Quandre Diggs' injury in Sunday's win over Arizona cast a pall over an otherwise impressive season-ending victory for the Seahawks, with the Pro-Bowl safety getting carted off the field with a dislocated ankle during the fourth quarter. 

Diggs will need surgery to repair the damage—he also broke his fibula, Seahawks coach Pete Carroll said—and while Carroll did not have more details on the surgery as of Monday, he did say Diggs is expected to make a full recovery ahead of the 2022 season. 

And while Diggs is set to become a free agent when the new league year begins in March unless the Seahawks were to sign him to an extension first, Carroll made it clear that the hope is to have Diggs back with the team next year. 

"He's an awesome part of our team, and we'd love to have him with us," Carroll said. "This injury is not going to be one that's going to keep him from playing, so we've just got to go through it.

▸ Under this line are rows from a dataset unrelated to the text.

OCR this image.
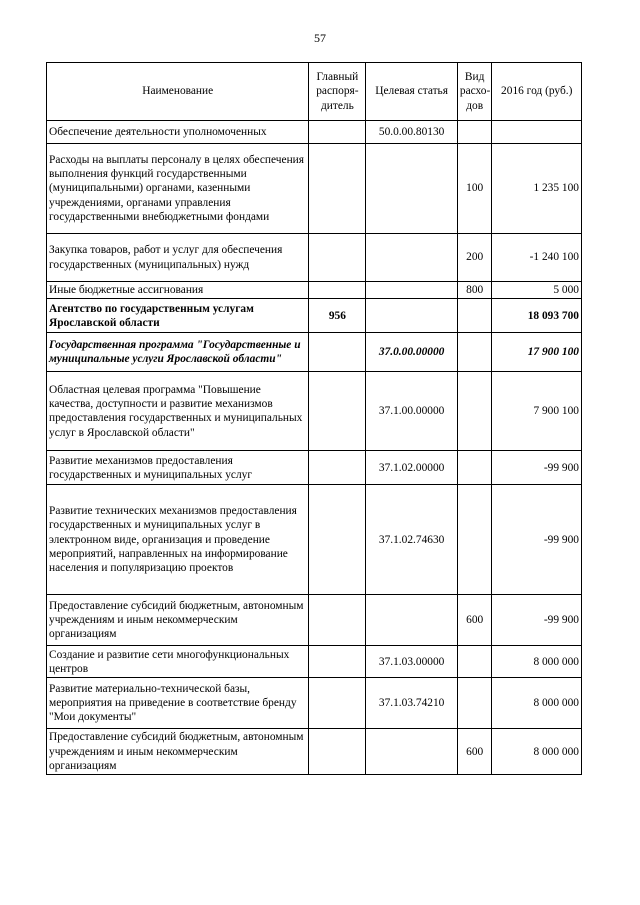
57
Наименование	Главный распоря-дитель	Целевая статья	Вид расхо-дов	2016 год (руб.)
Обеспечение деятельности уполномоченных		50.0.00.80130		
Расходы на выплаты персоналу в целях обеспечения выполнения функций государственными (муниципальными) органами, казенными учреждениями, органами управления государственными внебюджетными фондами			100	1 235 100
Закупка товаров, работ и услуг для обеспечения государственных (муниципальных) нужд			200	-1 240 100
Иные бюджетные ассигнования			800	5 000
Агентство по государственным услугам Ярославской области	956			18 093 700
Государственная программа "Государственные и муниципальные услуги Ярославской области"		37.0.00.00000		17 900 100
Областная целевая программа "Повышение качества, доступности и развитие механизмов предоставления государственных и муниципальных услуг в Ярославской области"		37.1.00.00000		7 900 100
Развитие механизмов предоставления государственных и муниципальных услуг		37.1.02.00000		-99 900
Развитие технических механизмов предоставления государственных и муниципальных услуг в электронном виде, организация и проведение мероприятий, направленных на информирование населения и популяризацию проектов		37.1.02.74630		-99 900
Предоставление субсидий бюджетным, автономным учреждениям и иным некоммерческим организациям			600	-99 900
Создание и развитие сети многофункциональных центров		37.1.03.00000		8 000 000
Развитие материально-технической базы, мероприятия на приведение в соответствие бренду "Мои документы"		37.1.03.74210		8 000 000
Предоставление субсидий бюджетным, автономным учреждениям и иным некоммерческим организациям			600	8 000 000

It's unfortunate it's a very difficult offseason for him for those first three or four months and all of that, but he'll get back and get going, and we'd love to have him with us."

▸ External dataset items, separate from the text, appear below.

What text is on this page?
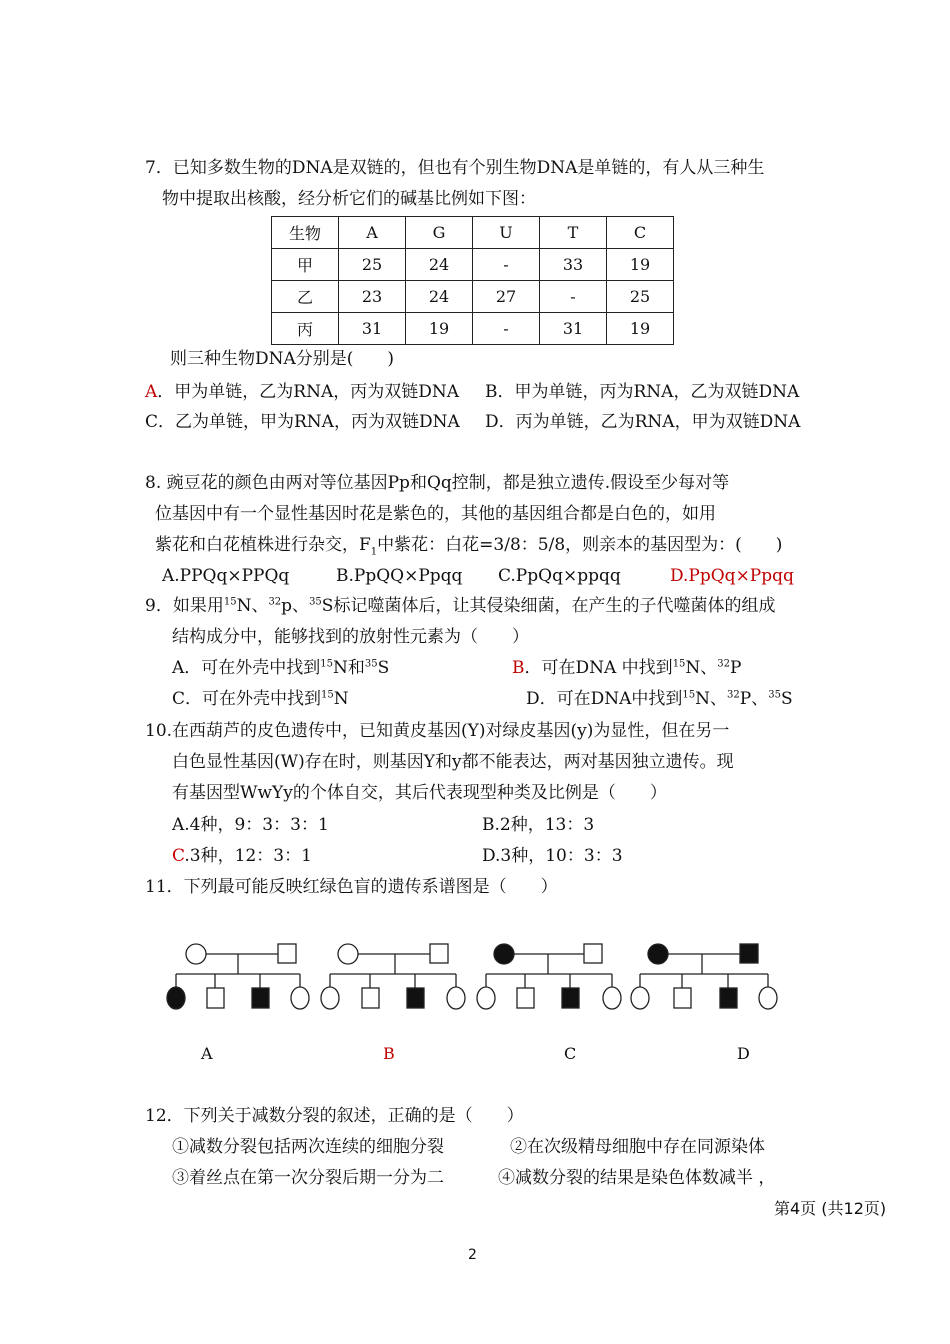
7．已知多数生物的DNA是双链的，但也有个别生物DNA是单链的，有人从三种生
物中提取出核酸，经分析它们的碱基比例如下图：
生物	A	G	U	T	C
甲	25	24	-	33	19
乙	23	24	27	-	25
丙	31	19	-	31	19
则三种生物DNA分别是(　　)
A．甲为单链，乙为RNA，丙为双链DNA B．甲为单链，丙为RNA，乙为双链DNA
C．乙为单链，甲为RNA，丙为双链DNA D．丙为单链，乙为RNA，甲为双链DNA
8. 豌豆花的颜色由两对等位基因Pp和Qq控制，都是独立遗传.假设至少每对等
位基因中有一个显性基因时花是紫色的，其他的基因组合都是白色的，如用
紫花和白花植株进行杂交，$F_1$中紫花：白花=3/8：5/8，则亲本的基因型为：(　　)
A.PPQq×PPQq	B.PpQQ×Ppqq C.PpQq×ppqq	D.PpQq×Ppqq
9．如果用$^{15}$N、$^{32}$p、$^{35}$S标记噬菌体后，让其侵染细菌，在产生的子代噬菌体的组成
结构成分中，能够找到的放射性元素为（　　）
A．可在外壳中找到$^{15}$N和$^{35}$S	B．可在DNA 中找到$^{15}$N、$^{32}$P
C．可在外壳中找到$^{15}$N	D．可在DNA中找到$^{15}$N、$^{32}$P、$^{35}$S
10.在西葫芦的皮色遗传中，已知黄皮基因(Y)对绿皮基因(y)为显性，但在另一
白色显性基因(W)存在时，则基因Y和y都不能表达，两对基因独立遗传。现
有基因型WwYy的个体自交，其后代表现型种类及比例是（　　）
A.4种，9：3：3：1	B.2种，13：3
C.3种，12：3：1	D.3种，10：3：3
11．下列最可能反映红绿色盲的遗传系谱图是（　　）
A	B	C	D
12．下列关于减数分裂的叙述，正确的是（　　）
①减数分裂包括两次连续的细胞分裂	②在次级精母细胞中存在同源染体
③着丝点在第一次分裂后期一分为二	④减数分裂的结果是染色体数减半 ，
第4页 (共12页)
2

Carroll was also optimistic about two other Seahawks who finished the year on injured reserve after having surgery, running back Chris Carson (neck) and safety Jamal Adams (shoulder), saying both should be ready for the start of training camp.

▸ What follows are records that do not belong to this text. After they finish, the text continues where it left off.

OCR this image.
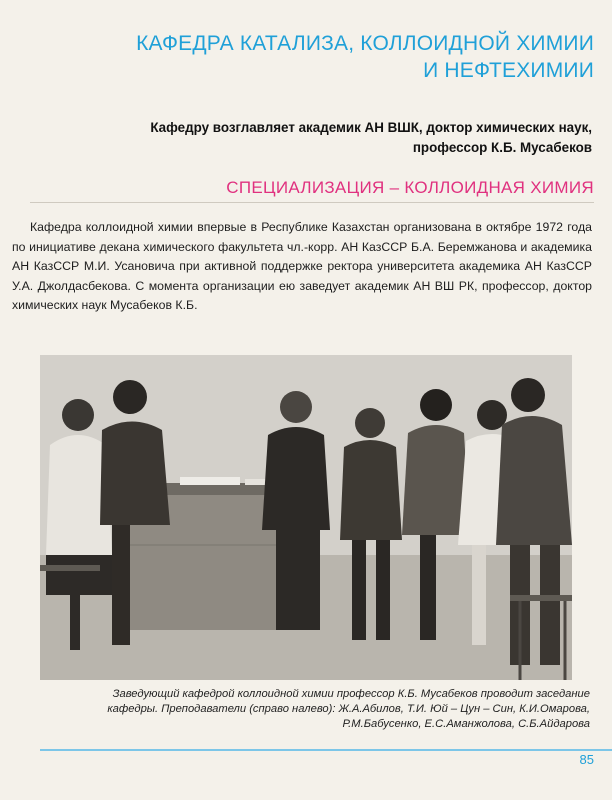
КАФЕДРА КАТАЛИЗА, КОЛЛОИДНОЙ ХИМИИ
И НЕФТЕХИМИИ
Кафедру возглавляет академик АН ВШК, доктор химических наук,
профессор К.Б. Мусабеков
СПЕЦИАЛИЗАЦИЯ – КОЛЛОИДНАЯ ХИМИЯ

Кафедра коллоидной химии впервые в Республике Казахстан организована в октябре 1972 года по инициативе декана химического факультета чл.-корр. АН КазССР Б.А. Беремжанова и академика АН КазССР М.И. Усановича при активной поддержке ректора университета академика АН КазССР У.А. Джолдасбекова. С момента организации ею заведует академик АН ВШ РК, профессор, доктор химических наук Мусабеков К.Б.

Заведующий кафедрой коллоидной химии профессор К.Б. Мусабеков проводит заседание
кафедры. Преподаватели (справо налево): Ж.А.Абилов, Т.И. Юй – Цун – Син, К.И.Омарова,
Р.М.Бабусенко, Е.С.Аманжолова, С.Б.Айдарова
85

"I talked to Jamal last night, just missing him that he wasn't a part of the finish of the season," Carroll said. "He's going to be such a significant part of it coming back… Those guys are both as gung-ho as you can imagine. To listen to Jamal and how much it hurt him to not be there with his teammates—these guys are ballers and they want to be part of everything. They're really raring to go and expect to be back at full steam when it's time to go again at camp."

Receiver DK Metcalf, who had to manage a foot injury through much of the season, is still determining whether or not the injury will require surgery, Carroll said. Carroll had not other specifics to offer when asked about other offseason surgeries that could be coming, but acknowledged that every offseason brings surgery for some players to clean up injuries they were playing through during the season."

Overall, however, Carroll said he felt like the team, "had a really successful year in terms of keeping guys healthy. In particular, all the soft-tissue injuries, we had very few of those, which is really because of the management of the strength and conditioning and training departments here. We're really pleased with that."